Data from: The organization and evolution of the Responder satellite in species of the Drosophila melanogaster group: dynamic evolution of a target of meiotic drive

Background: Satellite DNA can make up a substantial fraction of eukaryotic genomes and has roles in genome structure and chromosome segregation. The rapid evolution of satellite DNA can contribute to genomic instability and genetic incompatibilities between species. Despite its ubiquity and its contribution to genome evolution, we currently know little about the dynamics of satellite DNA evolution. The Responder (Rsp) satellite DNA family is found in the pericentric heterochromatin of chromosome 2 of Drosophila melanogaster. Rsp is well-known for being the target of Segregation Distorter (SD) an autosomal meiotic drive system in D. melanogaster. I present an evolutionary genetic analysis of the Rsp family of repeats in D. melanogaster and its closely-related species in the melanogaster group (D. simulans, D. sechellia, D. mauritiana, D. erecta, and D. yakuba) using a combination of available BAC sequences, whole genome shotgun Sanger reads, Illumina short read deep sequencing, and fluorescence in situ hybridization. Results: I show that Rsp repeats have euchromatic locations throughout the D. melanogaster genome, that Rsp arrays show evidence for concerted evolution, and that Rsp repeats exist outside of D. melanogaster, in the melanogaster group. The repeats in these species are considerably diverged at the sequence level compared to D. melanogaster, and have a strikingly different genomic distribution, even between closely-related sister taxa. Conclusions: The genomic organization of the Rsp repeat in the D. melanogaster genome is complex--it exists of large blocks of tandem repeats in the heterochromatin and small blocks of tandem repeats in the euchromatin. My discovery of heterochromatic Rsp-like sequences outside of D. melanogaster suggests that SD evolved after its target satellite and that the evolution of the Rsp satellite family is highly dynamic over a short evolutionary time scale (<240,000 years).

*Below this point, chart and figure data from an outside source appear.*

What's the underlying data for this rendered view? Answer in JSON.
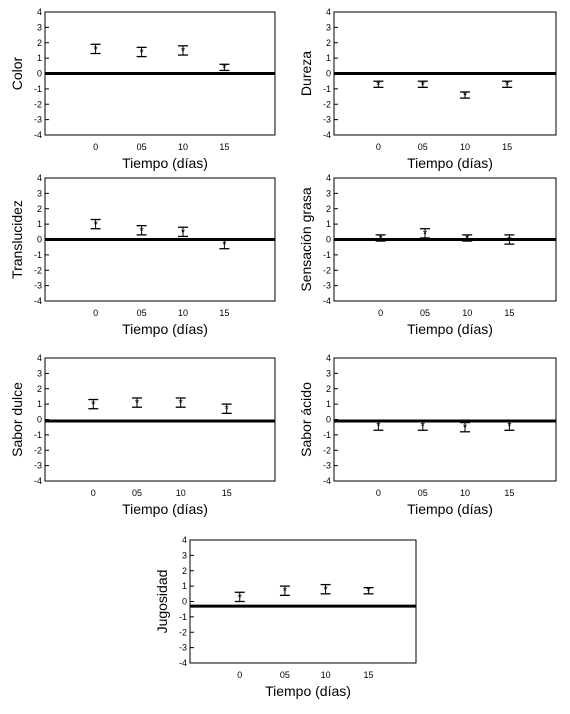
{
  "chart_data": [
    {
      "type": "scatter",
      "ylabel": "Color",
      "xlabel": "Tiempo (días)",
      "categories": [
        "0",
        "05",
        "10",
        "15"
      ],
      "values": [
        1.6,
        1.4,
        1.5,
        0.4
      ],
      "error": [
        0.3,
        0.3,
        0.3,
        0.2
      ],
      "ylim": [
        -4,
        4
      ],
      "yticks": [
        "4",
        "3",
        "2",
        "1",
        "0",
        "-1",
        "-2",
        "-3",
        "-4"
      ],
      "reference_line": 0,
      "grid": false
    },
    {
      "type": "scatter",
      "ylabel": "Dureza",
      "xlabel": "Tiempo (días)",
      "categories": [
        "0",
        "05",
        "10",
        "15"
      ],
      "values": [
        -0.7,
        -0.7,
        -1.4,
        -0.7
      ],
      "error": [
        0.2,
        0.2,
        0.2,
        0.2
      ],
      "ylim": [
        -4,
        4
      ],
      "yticks": [
        "4",
        "3",
        "2",
        "1",
        "0",
        "-1",
        "-2",
        "-3",
        "-4"
      ],
      "reference_line": 0,
      "grid": false
    },
    {
      "type": "scatter",
      "ylabel": "Translucidez",
      "xlabel": "Tiempo (días)",
      "categories": [
        "0",
        "05",
        "10",
        "15"
      ],
      "values": [
        1.0,
        0.6,
        0.5,
        -0.3
      ],
      "error": [
        0.3,
        0.3,
        0.3,
        0.3
      ],
      "ylim": [
        -4,
        4
      ],
      "yticks": [
        "4",
        "3",
        "2",
        "1",
        "0",
        "-1",
        "-2",
        "-3",
        "-4"
      ],
      "reference_line": 0,
      "grid": false
    },
    {
      "type": "scatter",
      "ylabel": "Sensación grasa",
      "xlabel": "Tiempo (días)",
      "categories": [
        "0",
        "05",
        "10",
        "15"
      ],
      "values": [
        0.1,
        0.4,
        0.1,
        0.0
      ],
      "error": [
        0.2,
        0.3,
        0.2,
        0.3
      ],
      "ylim": [
        -4,
        4
      ],
      "yticks": [
        "4",
        "3",
        "2",
        "1",
        "0",
        "-1",
        "-2",
        "-3",
        "-4"
      ],
      "reference_line": 0,
      "grid": false
    },
    {
      "type": "scatter",
      "ylabel": "Sabor dulce",
      "xlabel": "Tiempo (días)",
      "categories": [
        "0",
        "05",
        "10",
        "15"
      ],
      "values": [
        1.0,
        1.1,
        1.1,
        0.7
      ],
      "error": [
        0.3,
        0.3,
        0.3,
        0.3
      ],
      "ylim": [
        -4,
        4
      ],
      "yticks": [
        "4",
        "3",
        "2",
        "1",
        "0",
        "-1",
        "-2",
        "-3",
        "-4"
      ],
      "reference_line": -0.1,
      "grid": false
    },
    {
      "type": "scatter",
      "ylabel": "Sabor ácido",
      "xlabel": "Tiempo (días)",
      "categories": [
        "0",
        "05",
        "10",
        "15"
      ],
      "values": [
        -0.4,
        -0.4,
        -0.5,
        -0.4
      ],
      "error": [
        0.3,
        0.3,
        0.3,
        0.3
      ],
      "ylim": [
        -4,
        4
      ],
      "yticks": [
        "4",
        "3",
        "2",
        "1",
        "0",
        "-1",
        "-2",
        "-3",
        "-4"
      ],
      "reference_line": -0.1,
      "grid": false
    },
    {
      "type": "scatter",
      "ylabel": "Jugosidad",
      "xlabel": "Tiempo (días)",
      "categories": [
        "0",
        "05",
        "10",
        "15"
      ],
      "values": [
        0.3,
        0.7,
        0.8,
        0.7
      ],
      "error": [
        0.3,
        0.3,
        0.3,
        0.2
      ],
      "ylim": [
        -4,
        4
      ],
      "yticks": [
        "4",
        "3",
        "2",
        "1",
        "0",
        "-1",
        "-2",
        "-3",
        "-4"
      ],
      "reference_line": -0.3,
      "grid": false
    }
  ]
}
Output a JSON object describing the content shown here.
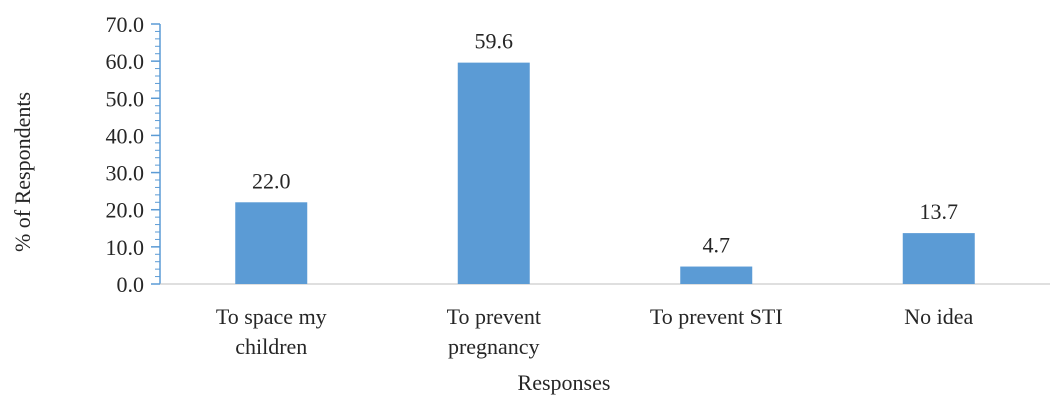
{
  "chart_data": {
    "type": "bar",
    "categories": [
      [
        "To space my",
        "children"
      ],
      [
        "To prevent",
        "pregnancy"
      ],
      [
        "To prevent STI"
      ],
      [
        "No idea"
      ]
    ],
    "values": [
      22.0,
      59.6,
      4.7,
      13.7
    ],
    "data_labels": [
      "22.0",
      "59.6",
      "4.7",
      "13.7"
    ],
    "xlabel": "Responses",
    "ylabel": "% of Respondents",
    "ylim": [
      0,
      70
    ],
    "yticks": [
      "0.0",
      "10.0",
      "20.0",
      "30.0",
      "40.0",
      "50.0",
      "60.0",
      "70.0"
    ],
    "grid": false,
    "legend": "none",
    "bar_color": "#5B9BD5",
    "axis_color": "#5B9BD5"
  }
}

**背景**：卫星DNA（Satellite DNA）可占真核生物基因组的相当大比例，在基因组结构构建与染色体分离过程中发挥重要功能。卫星DNA的快速进化可引发基因组不稳定性，并导致物种间遗传不相容性。尽管卫星DNA分布广泛且对基因组演化具有重要贡献，但目前学界对其进化动态的认知仍较为有限。Responder（Rsp）卫星DNA家族定位于黑腹果蝇（Drosophila melanogaster）2号染色体的着丝粒周边异染色质区域，该家族作为黑腹果蝇中常染色体减数分裂驱动系统——分离畸变（Segregation Distorter, SD）的靶标序列而广为人知。本研究结合现有细菌人工染色体（Bacterial Artificial Chromosome, BAC）序列、全基因组鸟枪法Sanger测序读段、Illumina短读长深度测序数据与荧光原位杂交（Fluorescence In Situ Hybridization, FISH）技术，对黑腹果蝇及其黑腹果蝇组近缘物种（拟果蝇D. simulans、塞舌尔果蝇D. sechellia、毛里求斯果蝇D. mauritiana、直立果蝇D. erecta及雅库巴果蝇D. yakuba）开展进化遗传学分析。 **结果**：本研究证实，Rsp重复序列在黑腹果蝇全基因组中均存在常染色质定位；Rsp重复阵列呈现协同进化的分子特征；且在黑腹果蝇组的其他物种中同样存在Rsp同源重复序列。相较于黑腹果蝇，这些物种中的Rsp重复序列在序列水平上已发生显著分化，且即使在亲缘关系极近的姊妹类群之间，其基因组分布模式也存在显著差异。 **结论**：黑腹果蝇基因组中Rsp重复序列的基因组组织形式较为复杂——其在异染色质区域以大片段串联重复形式存在，而在常染色质区域则以小片段串联重复形式分布。本研究在黑腹果蝇以外的物种中发现了异染色质定位的类Rsp序列，这表明分离畸变系统（SD）是在其靶标卫星DNA演化之后才出现的；同时也说明Rsp卫星DNA家族在短至<24万年的进化时间尺度内，呈现出高度动态的演化特征。